Na manhã desta terça-feira (9), cinco mandados de busca e apreensão foram cumpridos nos estados do Paraná e Santa Catarina.
As investigações começaram em novembro de 2024, após indícios da atuação de uma organização criminosa na região de fronteira entre o Brasil e o Paraguai. O grupo é suspeito de envolvimento em tráfico de drogas, contrabando e estelionato, com forte influência no Oeste paranaense.
Rede social com 320 mil seguidores promovia o crime
Segundo a inteligência do Bope, os criminosos mantinham um perfil em rede social chamado “É Uz Guri. Não Adianta”, que somava quase 320 mil seguidores.
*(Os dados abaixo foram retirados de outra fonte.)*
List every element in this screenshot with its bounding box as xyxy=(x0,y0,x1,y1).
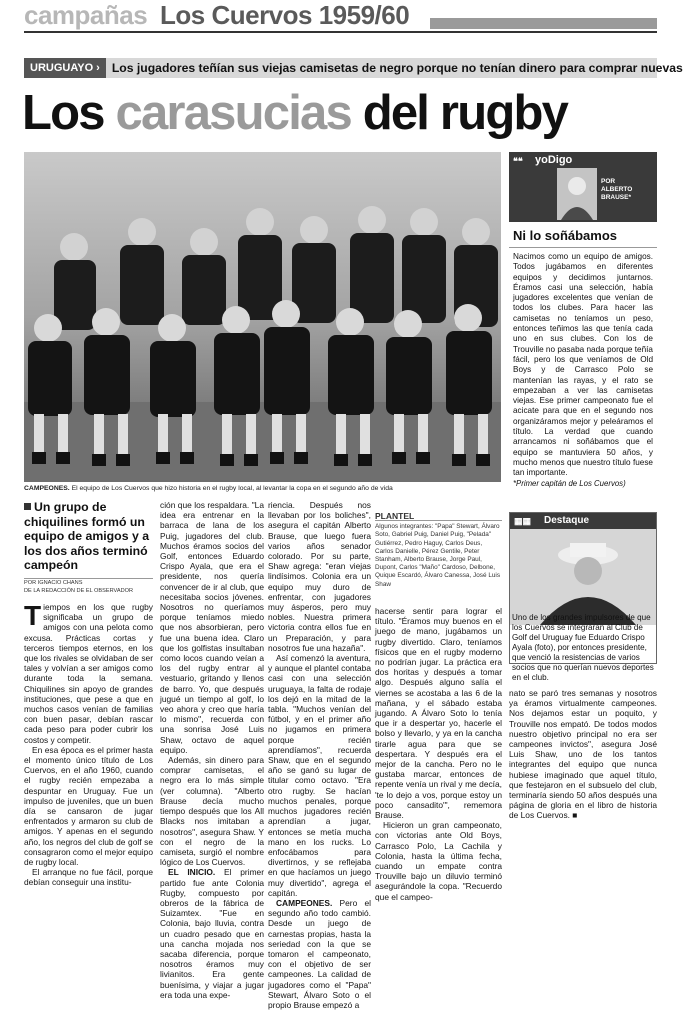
team-photo xyxy=(24,152,501,482)
article-column-1 xyxy=(24,602,153,888)
opinion-title: Ni lo soñábamos xyxy=(509,222,657,248)
col3-section-label: CAMPEONES. xyxy=(276,897,333,908)
kicker xyxy=(24,58,683,78)
kicker-text: Los jugadores teñían sus viejas camisetas de negro porque no tenían dinero para comprar nuevas xyxy=(111,61,683,75)
col4-paragraph-1: hacerse sentir para lograr el título. "Éramos muy buenos en el juego de mano, jugábamos un rugby divertido. Claro, teníamos físicos que en el rugby moderno no podrían jugar. La práctica era dos horitas y después a tomar algo. Después alguno salía el viernes se acostaba a las 6 de la mañana, y el sábado estaba jugando. A Álvaro Soto lo tenía que ir a despertar yo, hacerle el bolso y llevarlo, y ya en la cancha tirarle agua para que se despertara. Y después era el mejor de la cancha. Pero no le gustaba marcar, entonces de repente venía un rival y me decía, 'te lo dejo a vos, porque estoy un poco cansadito'", rememora Brause. xyxy=(375,606,502,821)
headline-part-2: carasucias xyxy=(115,86,351,140)
headline-part-3: del rugby xyxy=(350,86,568,140)
roster-box xyxy=(375,512,502,589)
highlight-label: Destaque xyxy=(544,515,590,526)
col3-paragraph-1: riencia. Después nos llevaban por los boliches", asegura el capitán Alberto Brause, que luego fuera varios años senador colorado. Por su parte, Shaw agrega: "eran viejas lindísimos. Colonia era un equipo muy duro de enfrentar, con jugadores muy ásperos, pero muy nobles. Nuestra primera victoria contra ellos fue en un Preparación, y para nosotros fue una hazaña". xyxy=(268,500,371,653)
photo-caption-text: El equipo de Los Cuervos que hizo historia en el rugby local, al levantar la copa en el segundo año de vida xyxy=(69,485,393,492)
opinion-body: Nacimos como un equipo de amigos. Todos jugábamos en diferentes equipos y decidimos juntarnos. Éramos casi una selección, había jugadores excelentes que venían de todos los clubes. Para hacer las camisetas no teníamos un peso, entonces teñimos las que tenía cada uno en sus clubes. Con los de Trouville no pasaba nada porque teñía fácil, pero los que veníamos de Old Boys y de Carrasco Polo se mantenían las rayas, y el rato se empezaban a ver las camisetas viejas. Ese primer campeonato fue el acicate para que en el segundo nos organizáramos mejor y peleáramos el título. La verdad que cuando arrancamos ni soñábamos que el equipo se mantuviera 50 años, y mucho menos que nuestro título fuese tan importante. xyxy=(513,252,653,478)
photo-caption xyxy=(24,484,501,493)
headline xyxy=(22,84,567,142)
col2-paragraph-3-text: El primer partido fue ante Colonia Rugby, compuesto por obreros de la fábrica de Suizamtex. "Fue en Colonia, bajo lluvia, contra un cuadro pesado que en una cancha mojada nos sacaba diferencia, porque nosotros éramos muy livianitos. Era gente buenísima, y viajar a jugar era toda una expe- xyxy=(160,867,264,1000)
author-por: POR xyxy=(601,178,616,185)
author-credit xyxy=(601,178,657,202)
author-portrait xyxy=(557,168,597,220)
highlight-header xyxy=(510,513,656,529)
col2-paragraph-2: Además, sin dinero para comprar camisetas, el negro era lo más simple (ver columna). "Alberto Brause decía mucho tiempo después que los All Blacks nos imitaban a nosotros", asegura Shaw. Y con el negro de la camiseta, surgió el nombre lógico de Los Cuervos. xyxy=(160,755,264,868)
author-portrait-image xyxy=(557,168,597,220)
col1-paragraph-1-text: iempos en los que rugby significaba un grupo de amigos con una pelota como excusa. Prácticas cortas y terceros tiempos eternos, en los que los rivales se olvidaban de ser tales y volvían a ser amigos como durante toda la semana. Chiquilines sin apoyo de grandes instituciones, que pese a que en muchos casos venían de familias con buen pasar, debían rascar cada peso para poder cubrir los costos y competir. xyxy=(24,602,153,745)
roster-title: PLANTEL xyxy=(375,512,502,521)
col1-paragraph-3: El arranque no fue fácil, porque debían conseguir una institu- xyxy=(24,867,153,888)
col3-paragraph-2: Así comenzó la aventura, y aunque el plantel contaba casi con una selección uruguaya, la falta de rodaje los dejó en la mitad de la tabla. "Muchos venían del fútbol, y en el primer año no jugamos en primera porque recién aprendíamos", recuerda Shaw, que en el segundo año se ganó su lugar de titular como octavo. "Era otro rugby. Se hacían muchos penales, porque muchos jugadores recién aprendían a jugar, entonces se metía mucha mano en los rucks. Lo enfocábamos para divertirnos, y se reflejaba en que hacíamos un juego muy divertido", agrega el capitán. xyxy=(268,653,371,898)
opinion-header xyxy=(509,152,657,222)
col2-section-label: EL INICIO. xyxy=(168,867,216,878)
article-column-2 xyxy=(160,500,264,1000)
kicker-tag: URUGUAYO › xyxy=(24,58,106,78)
page-section-title: Los Cuervos 1959/60 xyxy=(160,0,410,30)
article-lead xyxy=(24,500,153,573)
byline xyxy=(24,578,153,595)
opinion-sidebar xyxy=(509,152,657,488)
highlight-photo xyxy=(510,529,656,625)
col1-paragraph-1 xyxy=(24,602,153,745)
byline-author: POR IGNACIO CHANS xyxy=(24,580,83,586)
col3-paragraph-3-text: Pero el segundo año todo cambió. Desde un juego de carnestas propias, hasta la seriedad con la que se tomaron el campeonato, con el objetivo de ser campeones. La calidad de jugadores como el "Papa" Stewart, Álvaro Soto o el propio Brause empezó a xyxy=(268,897,371,1010)
dropcap: T xyxy=(24,600,42,631)
opinion-signature: *Primer capitán de Los Cuervos) xyxy=(513,478,626,488)
lead-text: Un grupo de chiquilines formó un equipo de amigos y a los dos años terminó campeón xyxy=(24,500,150,572)
article-column-3 xyxy=(268,500,371,1010)
col2-paragraph-3 xyxy=(160,867,264,1000)
article-column-4 xyxy=(375,606,502,902)
masthead-bar xyxy=(430,18,657,29)
headline-part-1: Los xyxy=(22,86,116,140)
quote-icon: ❝❝ xyxy=(513,156,523,166)
col1-paragraph-2: En esa época es el primer hasta el momento único título de Los Cuervos, en el año 1960, cuando el rugby recién empezaba a despuntar en Uruguay. Fue un impulso de juveniles, que un buen día se cansaron de jugar enfrentados y armaron su club de amigos. Y apenas en el segundo año, los negros del club de golf se consagraron como el mejor equipo de rugby local. xyxy=(24,744,153,868)
section-label: campañas xyxy=(24,0,148,30)
photo-caption-label: CAMPEONES. xyxy=(24,485,70,492)
opinion-label: yoDigo xyxy=(535,154,573,166)
article-column-5 xyxy=(509,688,657,821)
lead-bullet xyxy=(24,503,31,510)
highlight-icon: ▦▦ xyxy=(514,516,532,526)
col3-paragraph-3 xyxy=(268,898,371,1010)
team-photo-image xyxy=(24,152,501,482)
author-name: ALBERTO BRAUSE* xyxy=(601,186,633,201)
col2-paragraph-1: ción que los respaldara. "La idea era entrenar en la barraca de lana de los Puig, jugadores del club. Muchos éramos socios del Golf, entonces Eduardo Crispo Ayala, que era el presidente, nos quería convencer de ir al club, que necesitaba socios jóvenes. Nosotros no queríamos porque teníamos miedo que nos absorbieran, pero fue una buena idea. Claro que los golfistas insultaban como locos cuando veían a los del rugby entrar al vestuario, gritando y llenos de barro. Yo, que después jugué un tiempo al golf, lo veo ahora y creo que haría lo mismo", recuerda con una sonrisa José Luis Shaw, octavo de aquel equipo. xyxy=(160,500,264,755)
col5-paragraph-1: nato se paró tres semanas y nosotros ya éramos virtualmente campeones. Nos dejamos estar un poquito, y Trouville nos empató. De todos modos nuestro objetivo principal no era ser campeones invictos", asegura José Luis Shaw, uno de los tantos integrantes del equipo que nunca hubiese imaginado que aquel título, que festejaron en el subsuelo del club, terminaría siendo 50 años después una página de gloria en el libro de historia de Los Cuervos. ■ xyxy=(509,688,657,821)
roster-text: Algunos integrantes: "Papa" Stewart, Álvaro Soto, Gabriel Puig, Daniel Puig, "Pelada" Gutiérrez, Pedro Haguy, Carlos Deus, Carlos Danielle, Pérez Gentile, Peter Stanham, Alberto Brause, Jorge Paul, Dupont, Carlos "Maño" Cardoso, Delbone, Quique Escardó, Álvaro Canessa, José Luis Shaw xyxy=(375,523,501,588)
byline-outlet: DE LA REDACCIÓN DE EL OBSERVADOR xyxy=(24,587,134,594)
highlight-text: Uno de los grandes impulsores de que los Cuervos se integraran al Club de Golf del Uruguay fue Eduardo Crispo Ayala (foto), por entonces presidente, que venció la resistencias de varios socios que no querían nuevos deportes en el club. xyxy=(512,613,654,682)
masthead xyxy=(0,0,657,30)
col4-paragraph-2: Hicieron un gran campeonato, con victorias ante Old Boys, Carrasco Polo, La Cachila y Colonia, hasta la última fecha, cuando un empate contra Trouville bajo un diluvio terminó asegurándole la copa. "Recuerdo que el campeo- xyxy=(375,820,502,902)
masthead-rule xyxy=(24,31,657,33)
highlight-photo-image xyxy=(510,529,656,625)
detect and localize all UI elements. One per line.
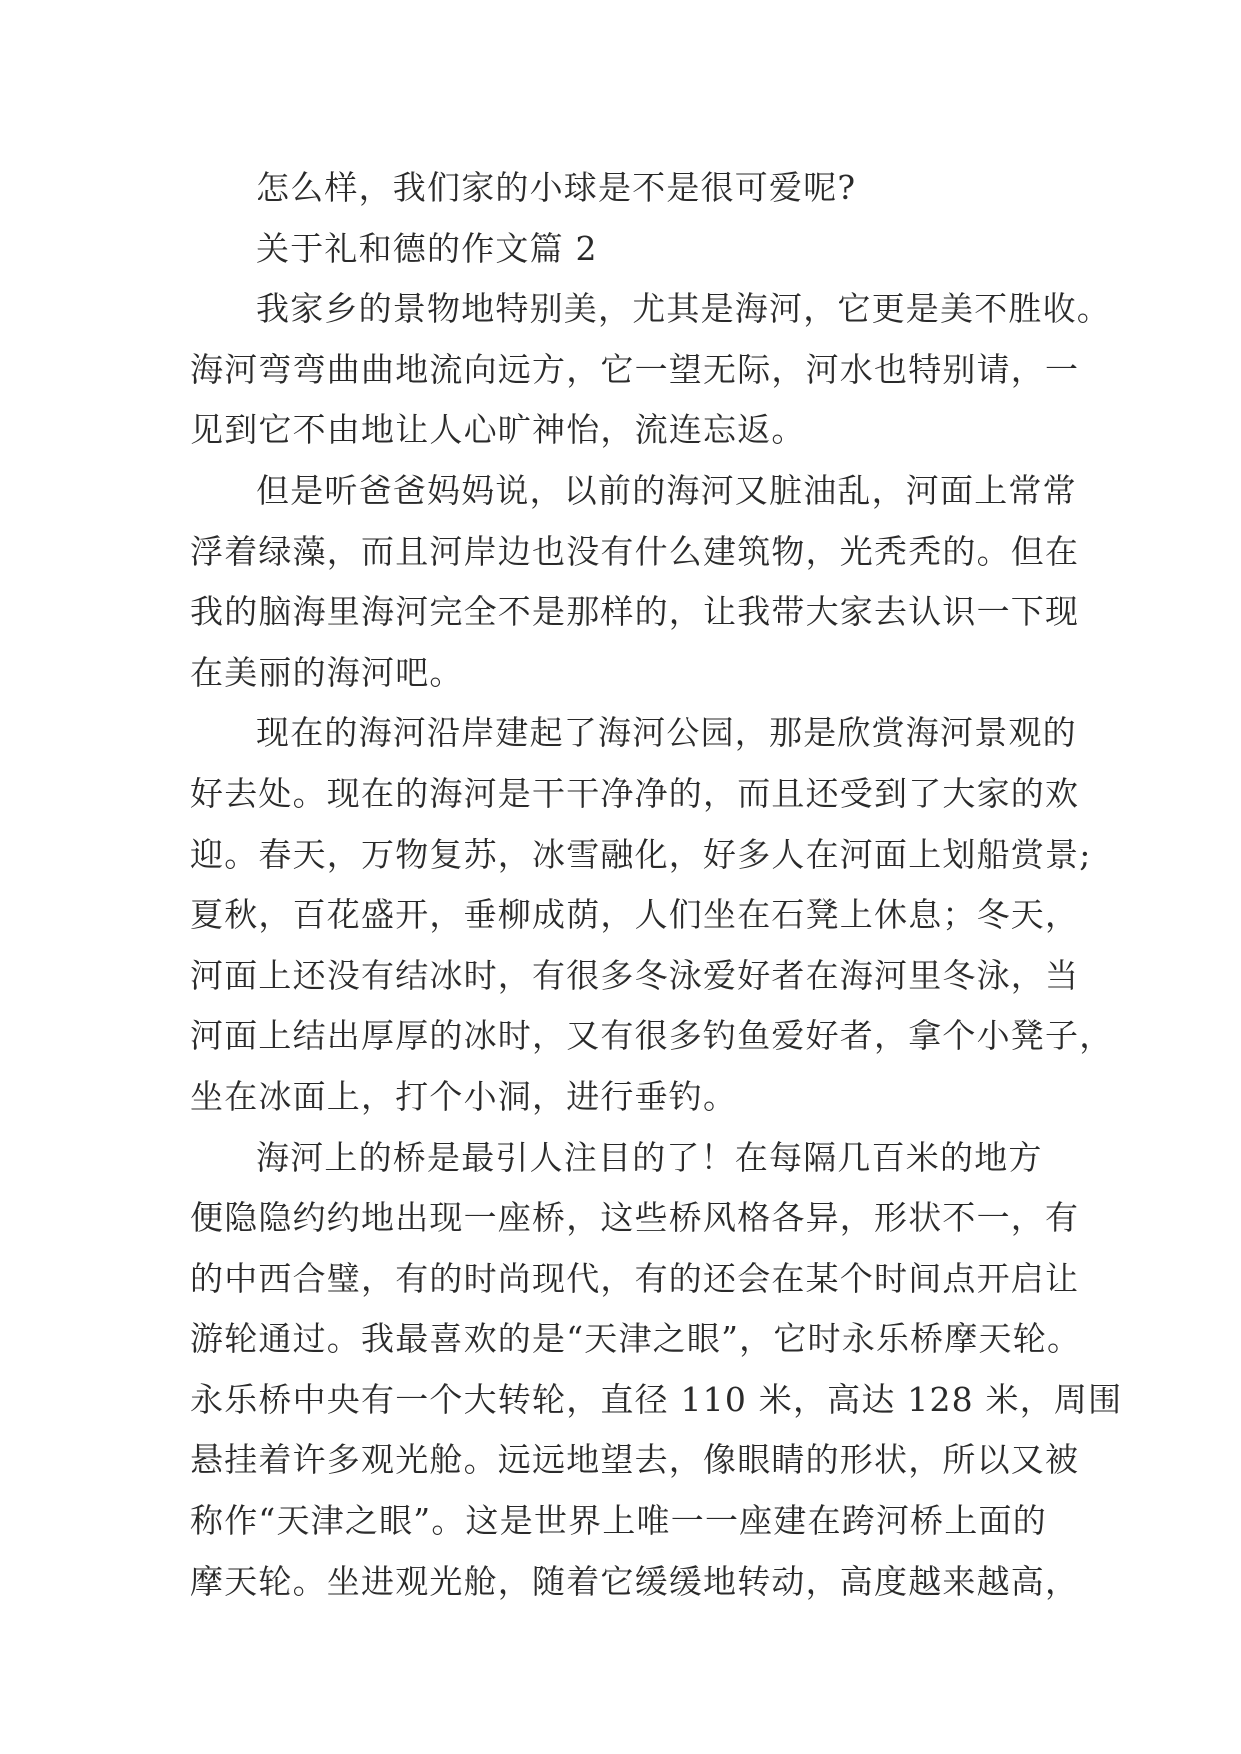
text-line: 永乐桥中央有一个大转轮，直径 110 米，高达 128 米，周围: [190, 1379, 1123, 1419]
text-line: 游轮通过。我最喜欢的是“天津之眼”，它时永乐桥摩天轮。: [190, 1319, 1082, 1359]
text-line: 在美丽的海河吧。: [190, 652, 464, 692]
text-line: 关于礼和德的作文篇 2: [256, 228, 598, 268]
text-line: 迎。春天，万物复苏，冰雪融化，好多人在河面上划船赏景;: [190, 834, 1092, 874]
text-line: 称作“天津之眼”。这是世界上唯一一座建在跨河桥上面的: [190, 1501, 1047, 1541]
text-line: 怎么样，我们家的小球是不是很可爱呢?: [256, 168, 857, 207]
text-line: 见到它不由地让人心旷神怡，流连忘返。: [190, 410, 806, 450]
text-line: 海河弯弯曲曲地流向远方，它一望无际，河水也特别请，一: [190, 349, 1080, 389]
paragraph-past: [190, 461, 1080, 703]
text-line: 悬挂着许多观光舱。远远地望去，像眼睛的形状，所以又被: [190, 1440, 1080, 1480]
paragraph-intro: [190, 279, 1111, 461]
text-line: 坐在冰面上，打个小洞，进行垂钓。: [190, 1076, 738, 1116]
text-line: 我的脑海里海河完全不是那样的，让我带大家去认识一下现: [190, 592, 1080, 632]
text-line: 海河上的桥是最引人注目的了！在每隔几百米的地方: [256, 1137, 1043, 1177]
text-line: 浮着绿藻，而且河岸边也没有什么建筑物，光秃秃的。但在: [190, 531, 1080, 571]
text-line: 的中西合璧，有的时尚现代，有的还会在某个时间点开启让: [190, 1258, 1080, 1298]
paragraph-park: [190, 703, 1114, 1127]
text-line: 我家乡的景物地特别美，尤其是海河，它更是美不胜收。: [256, 289, 1111, 329]
paragraph-closing-question: [190, 158, 1060, 219]
paragraph-bridges: [190, 1128, 1123, 1613]
essay-body: [190, 158, 1123, 1612]
text-line: 夏秋，百花盛开，垂柳成荫，人们坐在石凳上休息；冬天，: [190, 895, 1080, 935]
text-line: 现在的海河沿岸建起了海河公园，那是欣赏海河景观的: [256, 713, 1077, 753]
text-line: 河面上结出厚厚的冰时，又有很多钓鱼爱好者，拿个小凳子，: [190, 1016, 1114, 1056]
text-line: 便隐隐约约地出现一座桥，这些桥风格各异，形状不一，有: [190, 1198, 1080, 1238]
text-line: 河面上还没有结冰时，有很多冬泳爱好者在海河里冬泳，当: [190, 955, 1080, 995]
text-line: 摩天轮。坐进观光舱，随着它缓缓地转动，高度越来越高，: [190, 1561, 1080, 1601]
section-heading: [190, 219, 1060, 280]
text-line: 但是听爸爸妈妈说，以前的海河又脏油乱，河面上常常: [256, 470, 1077, 510]
text-line: 好去处。现在的海河是干干净净的，而且还受到了大家的欢: [190, 773, 1080, 813]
O administrador da página, principal alvo da operação, usava o espaço para ostentar atividades criminosas, divulgar contrabando, descaminho, jogos de azar e tráfico de drogas.
Além disso, a quadrilha comercializava bonés e camisetas personalizadas com símbolos do grupo, usados tanto para reforçar a identidade criminosa quanto em práticas ilegais.
“Socialização do crime”, aponta a PMPR
De acordo com o capitão Rodrigo Bandeira, do Bope, a estratégia do grupo consistia em associar a prática criminosa a laços comunitários e familiares, criando uma falsa sensação de pertencimento.
“As postagens associavam a prática de crimes a relações de amizade, parentesco e vínculos comunitários, como se fossem parte de um processo de socialização do indivíduo”, destacou o oficial.
A Justiça determinou o bloqueio do perfil utilizado para a divulgação das atividades ilícitas.
Prisão e apreensões durante a operação
Durante a ação, um homem foi preso. As equipes apreenderam:
- 1 pistola 9mm com dois carregadores e 36 munições;
- R$ 17 mil em espécie e US$ 250 em dinheiro;
- 1 rádio comunicador;
- 1 simulacro de arma de fogo;
- diversos celulares.

O material recolhido será encaminhado para análise da Polícia Federal, que dará continuidade às investigações sobre o financiamento e a extensão das atividades da quadrilha.